Wer innovativ sein will, der setzt sich im Team zusammen, trinkt Kaffee, knabbert Waffelröllchen und bespricht die Termine für das nächste Meeting. Teamgeist funktioniert nur in Präsenz, heißt es mittlerweile oft. Weitere Vorteile: Führungskräfte erlangen die Kontrolle über ihre Teams zurück. Endlich werden die Leistungsträger sichtbar, die Überstunden zum Wohl der Firma machen. Deshalb blasen viele Unternehmen in Deutschland zur Rückkehr ins Büro: Return-to-Office, kurz RTO.
Studien zeigen, dass die Produktivität daheim tatsächlich Grenzen hat. Die Techniker Krankenkasse hat mit dem Fraunhofer-Institut für Arbeitswirtschaft und Organisation untersucht, wie ihre Mitarbeitenden arbeiten. Das Ergebnis: Bei mehr als drei Tagen Homeoffice sinkt die Produktivität. Dann machen sich die Nachteile der geringen Präsenz deutlich bemerkbar. Die Untersuchung zeigt aber auch: Wer von zu Hause arbeitet, schafft 20 Prozent mehr. Forscher der Universität Konstanz sind daher der Meinung, dass der vermeintliche Trend zurück ins Büro gar kein Trend ist. In ihrer Studie stellen sie fest, dass nur jeder fünfte Befragte verschärfte Anwesenheitsregeln registriert.
Denn es gibt Gründe gegen verschärfte Anwesenheitsregeln. Mehr Präsenz im Büro erhöht nicht die Produktivität, sondern führt eher zu Erschöpfung. Die Rückkehr ins Büro betrifft den Alltag der Beschäftigten und ihre Vereinbarkeit von Beruf und Privatleben. Zudem sind Führungskräfte gegenüber Remote-Arbeit weniger skeptisch als zuvor. Während früher jede dritte Führungskraft eine stärkere Präsenzpflicht befürwortete, ist es heute nur noch jede vierte. „Organisationen, die krampfhaft versuchen, ihre Mitarbeitenden durch Zwang ins Büro zurückzuholen, müssen sich langfristig Gedanken um ihre Wettbewerbsfähigkeit machen“, sagt Kilian Hampel von der Universität Konstanz. Die Führungskultur verändert sich. „Führungskräfte, die hybride Arbeit professionell gestalten, werden selbst zu Impulsgebern einer modernen Arbeitskultur.“
Der „State of Hybrid Work“-Report des Technologieunternehmens Owl Labs belegt zudem, wie stark sich mangelnde Flexibilität im Job auf die Loyalität auswirkt. Demnach wollen zwei von fünf Arbeitnehmern sich eine neue Stelle suchen, wenn ihre Firma Remote- und Hybrid-Arbeiten massiv einschränkt.

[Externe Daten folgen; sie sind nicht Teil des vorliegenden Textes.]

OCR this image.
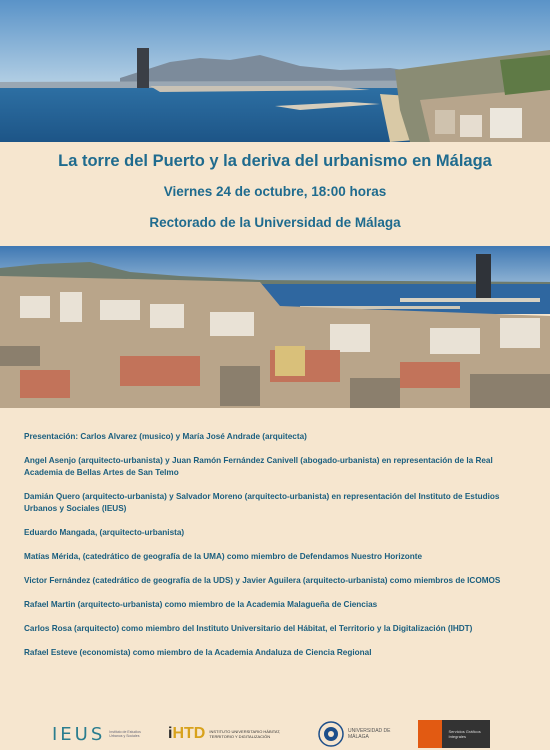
La torre del Puerto y la deriva del urbanismo en Málaga
Viernes 24 de octubre, 18:00 horas
Rectorado de la Universidad de Málaga

Presentación: Carlos Alvarez (musico) y María José Andrade (arquitecta)

Angel Asenjo (arquitecto-urbanista) y Juan Ramón Fernández Canivell (abogado-urbanista) en representación de la Real Academia de Bellas Artes de San Telmo

Damián Quero (arquitecto-urbanista) y Salvador Moreno (arquitecto-urbanista) en representación del Instituto de Estudios Urbanos y Sociales (IEUS)

Eduardo Mangada, (arquitecto-urbanista)

Matías Mérida, (catedrático de geografía de la UMA) como miembro de Defendamos Nuestro Horizonte

Victor Fernández (catedrático de geografía de la UDS) y Javier Aguilera (arquitecto-urbanista) como miembros de ICOMOS

Rafael Martin (arquitecto-urbanista) como miembro de la Academia Malagueña de Ciencias

Carlos Rosa (arquitecto) como miembro del Instituto Universitario del Hábitat, el Territorio y la Digitalización (IHDT)

Rafael Esteve (economista) como miembro de la Academia Andaluza de Ciencia Regional

IEUS Instituto de Estudios Urbanos y Sociales	iHTD INSTITUTO UNIVERSITARIO HÁBITAT, TERRITORIO Y DIGITALIZACIÓN
UNIVERSIDAD DE MÁLAGA
Servicios Gráficos Integrales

Ein Gleichgewicht aus Homeoffice und Präsenzarbeit wird in vielen Unternehmen allerdings noch nicht erreicht. Stattdessen drängen viele Unternehmen ihre Beschäftigten unbewusst dazu, sich unproduktiv zu verhalten. Die Mitarbeiterinnen und Mitarbeiter wissen nämlich genau: Wer im Homeoffice arbeitet, wird weniger wahrgenommen und damit seltener befördert. Laut einer Umfrage der weltweit größten Jobbörse Indeed und des Marktforschungsinstituts Appinio geben 56,6 Prozent der Hybrid-Arbeitenden zu, dass sie im Homeoffice effizienter arbeiten. Ins Büro kommen sie vor allem aus einem Grund: um Gesicht zu zeigen.
Manche Unternehmen sollen eine striktere Präsenzpolitik sogar gezielt als Instrument zur indirekten Personalreduktion nutzen, vermuten die Konstanzer Forscher. Mitarbeitende, die auf flexible Arbeitsbedingungen angewiesen sind, könnten dadurch zur Eigenkündigung bewegt werden – insbesondere, wenn ihnen alternative Angebote mit höherer Flexibilität offenstehen.